LePan's future humans are doubly prejudiced. Their prejudices about mental disabilities convince them that the impaired are not human. Then speciesism takes over. "Not human" means "morally unimportant" in their minds.
The novel makes us see what a terrible thing it is to be prejudiced, and how that attitude can blind us to important truths. Bravo.
[Pause for emphasis. Really, bravo!]The thing is, LePan invites us to go further--to see a moral equivalence. The kids are kept in filthy pens, fattened up, castrated, tagged, etc. We are to think "That's just what we do to animals!"
Is it the same? LePan's human livestock are impaired children, so presumably no more knowing than cattle. Yet he focuses on a boy who's been miscategorized. He's just deaf, not mentally impaired. So he is aware of what's going on and suffers accordingly. There's no way to equate the boy's plight with a farm animal's.
Most of the "childstock" in Animals don't understand what they're going through. So there's a stronger case to be made for an exact equation. Certainly lots of ethicists think so--the argument from "marginal cases" is ubiquitous in the animal ethics literature. The novel is that argument in fictional form, with lots of "essaying" interspersed with a brief story.
Myself, I'm not wild about the idea that animals and impaired children are morally interchangeable. In LePan's novel, children can wind up being eaten by their own parents. Surely that relationship matters. If there's one duty we can all agree on, it's the duty not to eat your children!
To think animals and impaired children are morally interchangeable, you'd have to think it was morally irrelevant that impaired humans are "the weak among us"--not only children, but particularly helpless children. Note: we have extra solicitude not just for impaired humans but for impaired animals. Think about all those stories about beached whales being helped by humans that turn up in the newspaper periodically.
When we think "how terrible!" about the treatment of the childstock in Animals, there are lots (and lots) of factors that enter into that assessment. (I explore all of this at length in my new book--see chapters 5 and 6). It's not inevitable that we must think exactly the same thing about eating childstock and eating livestock.

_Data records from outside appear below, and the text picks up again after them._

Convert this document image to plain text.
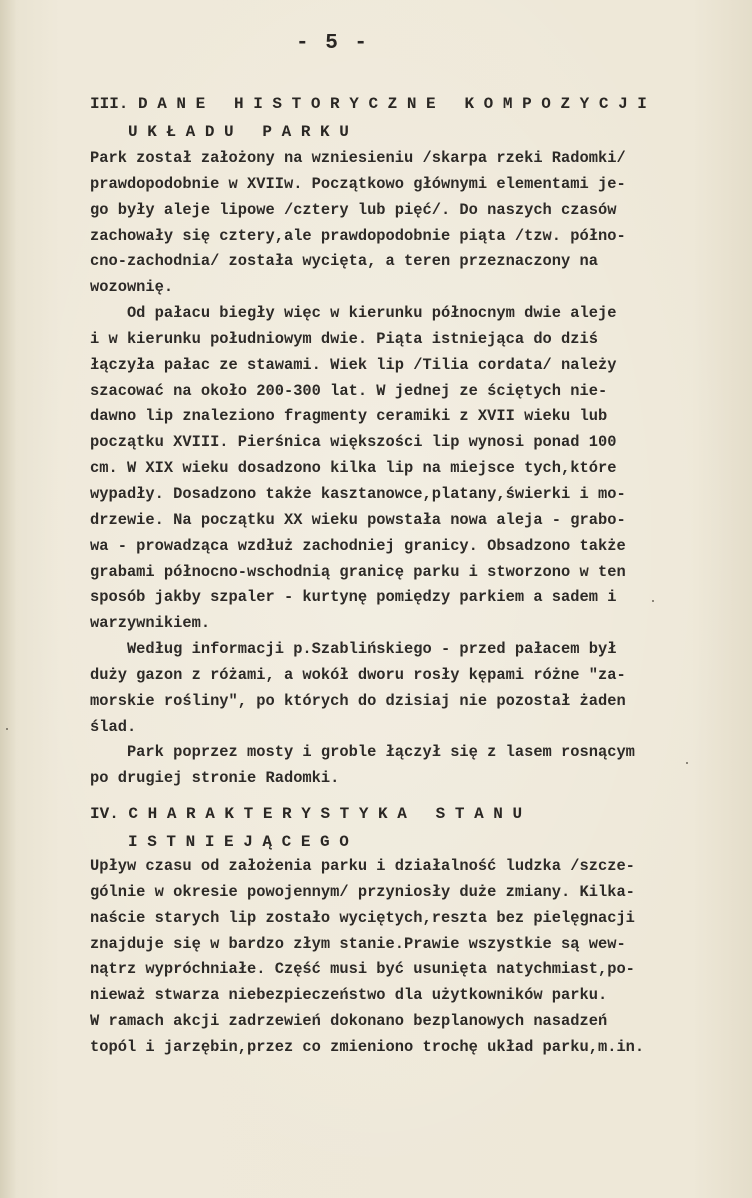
- 5 -
III. D A N E   H I S T O R Y C Z N E   K O M P O Z Y C J I
U K Ł A D U   P A R K U
Park został założony na wzniesieniu /skarpa rzeki Radomki/
prawdopodobnie w XVIIw. Początkowo głównymi elementami je-
go były aleje lipowe /cztery lub pięć/. Do naszych czasów
zachowały się cztery,ale prawdopodobnie piąta /tzw. półno-
cno-zachodnia/ została wycięta, a teren przeznaczony na
wozownię.
Od pałacu biegły więc w kierunku północnym dwie aleje
i w kierunku południowym dwie. Piąta istniejąca do dziś
łączyła pałac ze stawami. Wiek lip /Tilia cordata/ należy
szacować na około 200-300 lat. W jednej ze ściętych nie-
dawno lip znaleziono fragmenty ceramiki z XVII wieku lub
początku XVIII. Pierśnica większości lip wynosi ponad 100
cm. W XIX wieku dosadzono kilka lip na miejsce tych,które
wypadły. Dosadzono także kasztanowce,platany,świerki i mo-
drzewie. Na początku XX wieku powstała nowa aleja - grabo-
wa - prowadząca wzdłuż zachodniej granicy. Obsadzono także
grabami północno-wschodnią granicę parku i stworzono w ten
sposób jakby szpaler - kurtynę pomiędzy parkiem a sadem i
warzywnikiem.
Według informacji p.Szablińskiego - przed pałacem był
duży gazon z różami, a wokół dworu rosły kępami różne "za-
morskie rośliny", po których do dzisiaj nie pozostał żaden
ślad.
Park poprzez mosty i groble łączył się z lasem rosnącym
po drugiej stronie Radomki.
IV. C H A R A K T E R Y S T Y K A   S T A N U
I S T N I E J Ą C E G O
Upływ czasu od założenia parku i działalność ludzka /szcze-
gólnie w okresie powojennym/ przyniosły duże zmiany. Kilka-
naście starych lip zostało wyciętych,reszta bez pielęgnacji
znajduje się w bardzo złym stanie.Prawie wszystkie są wew-
nątrz wypróchniałe. Część musi być usunięta natychmiast,po-
nieważ stwarza niebezpieczeństwo dla użytkowników parku.
W ramach akcji zadrzewień dokonano bezplanowych nasadzeń
topól i jarzębin,przez co zmieniono trochę układ parku,m.in.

Animals is compulsively readable, but truly sickening (perhaps the author will take both descriptions as compliments). After reading it, I decided to go on a people-eating diet. No, I'm not cutting back on eating people, but cutting back on people-eating books and movies.
In the last year, I've read/seen an awful lot: The superb and amazingly creepy novel Under the Skin, by Michel Faber. Cormac McCarthy's The Road. The movie War of the Worlds. In the end, nothing's really going to make us equate eating animals and eating people. Cora Diamond makes that point very effectively in her memorable essay "Eating Meat and Eating People." If you're going to get into this territory, I'd start with that.